I sent a copy of this photo to Chris Rankin of Mattoon and got the following response:
"I have a digital copy of that photo. It is of the Essex House, which sat in the southwest corner of the two railroads. It was torn down in 1914 after the subway was completed. The REA building is there today. http://savemattoon.home.mchsi.com/savemattoon.htm
it is number one on my top ten endangered buildings list. I also mention it in my Big Four Depot page in my savemattoon site."
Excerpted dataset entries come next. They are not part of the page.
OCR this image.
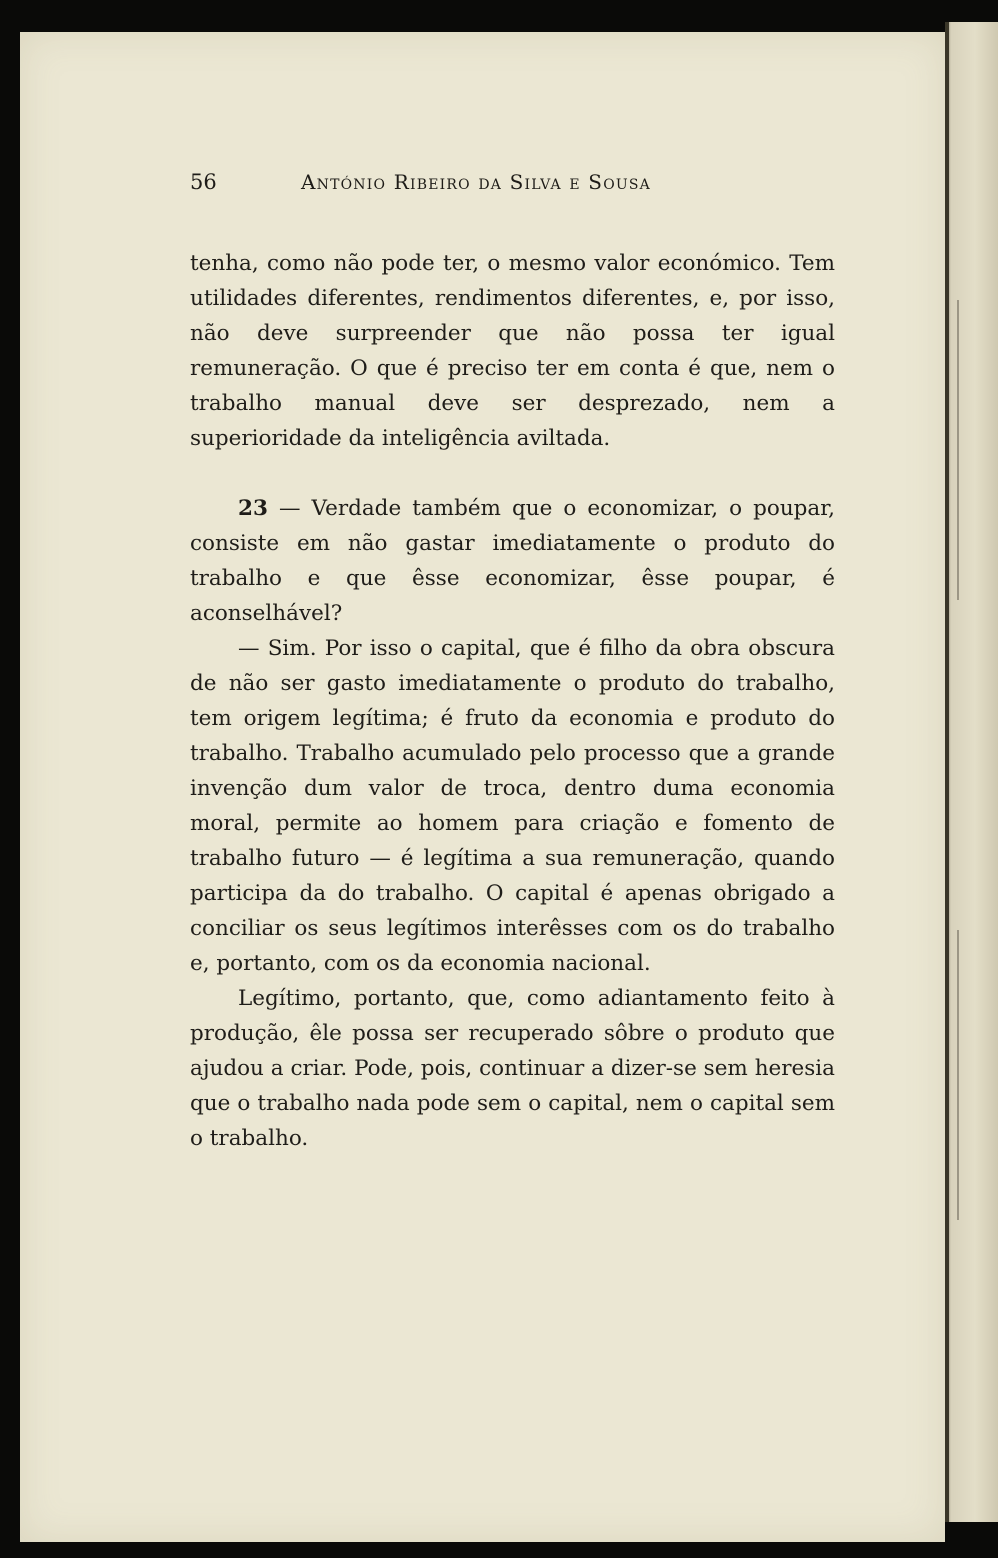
56	António Ribeiro da Silva e Sousa

tenha, como não pode ter, o mesmo valor económico. Tem utilidades diferentes, rendimentos diferentes, e, por isso, não deve surpreender que não possa ter igual remuneração. O que é preciso ter em conta é que, nem o trabalho manual deve ser desprezado, nem a superioridade da inteligência aviltada.

23 — Verdade também que o economizar, o poupar, consiste em não gastar imediatamente o produto do trabalho e que êsse economizar, êsse poupar, é aconselhável?

— Sim. Por isso o capital, que é filho da obra obscura de não ser gasto imediatamente o produto do trabalho, tem origem legítima; é fruto da economia e produto do trabalho. Trabalho acumulado pelo processo que a grande invenção dum valor de troca, dentro duma economia moral, permite ao homem para criação e fomento de trabalho futuro — é legítima a sua remuneração, quando participa da do trabalho. O capital é apenas obrigado a conciliar os seus legítimos interêsses com os do trabalho e, portanto, com os da economia nacional.

Legítimo, portanto, que, como adiantamento feito à produção, êle possa ser recuperado sôbre o produto que ajudou a criar. Pode, pois, continuar a dizer-se sem heresia que o trabalho nada pode sem o capital, nem o capital sem o trabalho.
The URL's provide a very thorough discussion of the intersection and his site provides a great description of historic Mattoon.
FOR AN EARLIER VIEW SEE:
whch shows the Big 4 second tracks under construction.
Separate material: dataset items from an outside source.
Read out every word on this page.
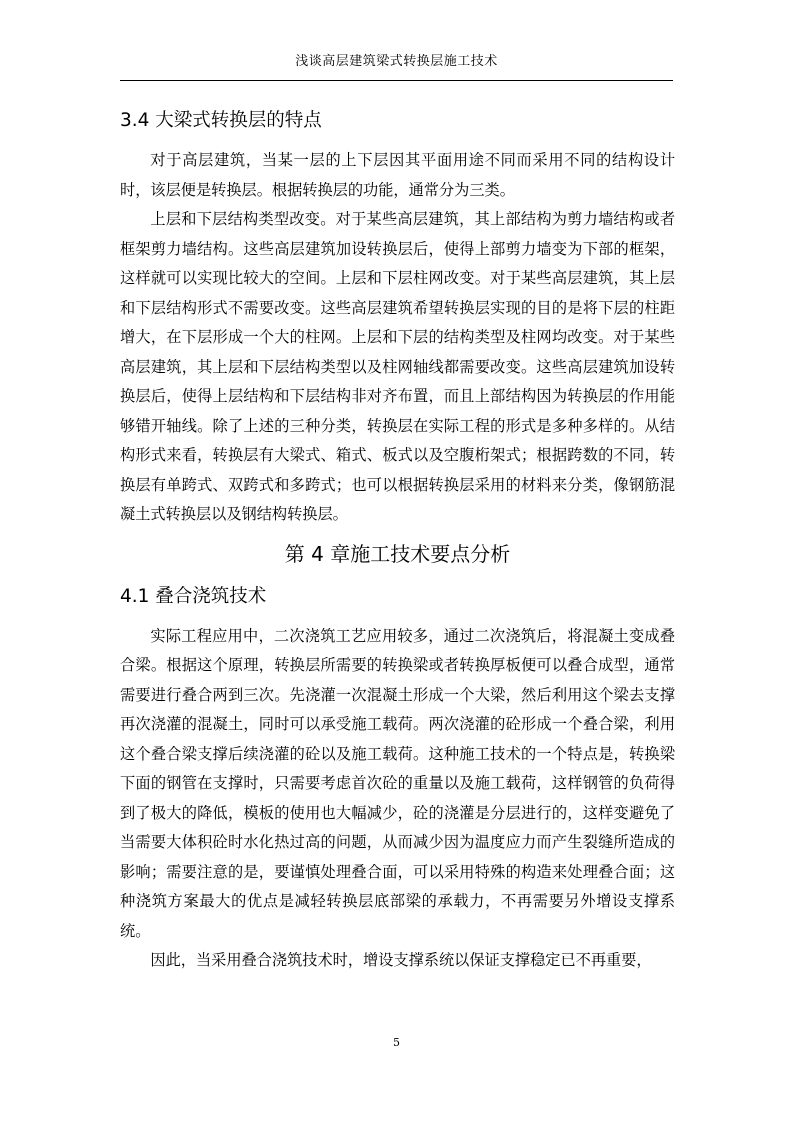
浅谈高层建筑梁式转换层施工技术
3.4 大梁式转换层的特点

对于高层建筑，当某一层的上下层因其平面用途不同而采用不同的结构设计时，该层便是转换层。根据转换层的功能，通常分为三类。

上层和下层结构类型改变。对于某些高层建筑，其上部结构为剪力墙结构或者框架剪力墙结构。这些高层建筑加设转换层后，使得上部剪力墙变为下部的框架，这样就可以实现比较大的空间。上层和下层柱网改变。对于某些高层建筑，其上层和下层结构形式不需要改变。这些高层建筑希望转换层实现的目的是将下层的柱距增大，在下层形成一个大的柱网。上层和下层的结构类型及柱网均改变。对于某些高层建筑，其上层和下层结构类型以及柱网轴线都需要改变。这些高层建筑加设转换层后，使得上层结构和下层结构非对齐布置，而且上部结构因为转换层的作用能够错开轴线。除了上述的三种分类，转换层在实际工程的形式是多种多样的。从结构形式来看，转换层有大梁式、箱式、板式以及空腹桁架式；根据跨数的不同，转换层有单跨式、双跨式和多跨式；也可以根据转换层采用的材料来分类，像钢筋混凝土式转换层以及钢结构转换层。

第 4 章施工技术要点分析
4.1 叠合浇筑技术

实际工程应用中，二次浇筑工艺应用较多，通过二次浇筑后，将混凝土变成叠合梁。根据这个原理，转换层所需要的转换梁或者转换厚板便可以叠合成型，通常需要进行叠合两到三次。先浇灌一次混凝土形成一个大梁，然后利用这个梁去支撑再次浇灌的混凝土，同时可以承受施工载荷。两次浇灌的砼形成一个叠合梁，利用这个叠合梁支撑后续浇灌的砼以及施工载荷。这种施工技术的一个特点是，转换梁下面的钢管在支撑时，只需要考虑首次砼的重量以及施工载荷，这样钢管的负荷得到了极大的降低，模板的使用也大幅减少，砼的浇灌是分层进行的，这样变避免了当需要大体积砼时水化热过高的问题，从而减少因为温度应力而产生裂缝所造成的影响；需要注意的是，要谨慎处理叠合面，可以采用特殊的构造来处理叠合面；这种浇筑方案最大的优点是减轻转换层底部梁的承载力，不再需要另外增设支撑系统。

因此，当采用叠合浇筑技术时，增设支撑系统以保证支撑稳定已不再重要，

5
ONE OF MY FINE LAMBERT SCHOOL TEACHERS WAS THELMA NOYES WHOSE ANCESTOR EBENEZER NOYES PLAYRD A VERY BIG ROLE IN MATTOON HISTORY:
Was most notable founder of Mattoon who moved to (now Gays) in 1836. He platted the west side (1852/55), built a house and carriage house at 2206 Western Ave. (1858), built other businesses and warehouse, warehouse burned Nov 9,1867, elected mayor (1867) soon resigned, organized a gas manufacturing company (1867), member of commit. tee that persuaded Indianapolis & St. Louis RR to locate headquarters and shops in Mattoon (1869), was a spy in Civil War, published The Radical Republican newspaper (18671871), donated land for and later opened Essex House (1859), organized fire company and was president (1861), deeded lot in 1877 for Davis Chapel African Methodist Episcopal Church at 2321 Dewitt, donated land for Immaculate Conception Roman Catholic Church that was dedicated 1859. It is said that : his house was used as a stop on the Underground Railroad, as a hospital during the Civil War, as a school by his daughter, and a home ~ for nurses. In later years, Dr. John Jemsek used the house as a medical office and Nancy Owen used it as a law office. His influence in the city still exists with names of Noyes Court, Noyes Addition, and Essex Avenue. Noyes was the only person to vote against the name Mattoon (he wanted town named Essex). He is listed on the taxpayers list as a farmer. He married, had nine children, and is buried in Dodge Grove Cemetery.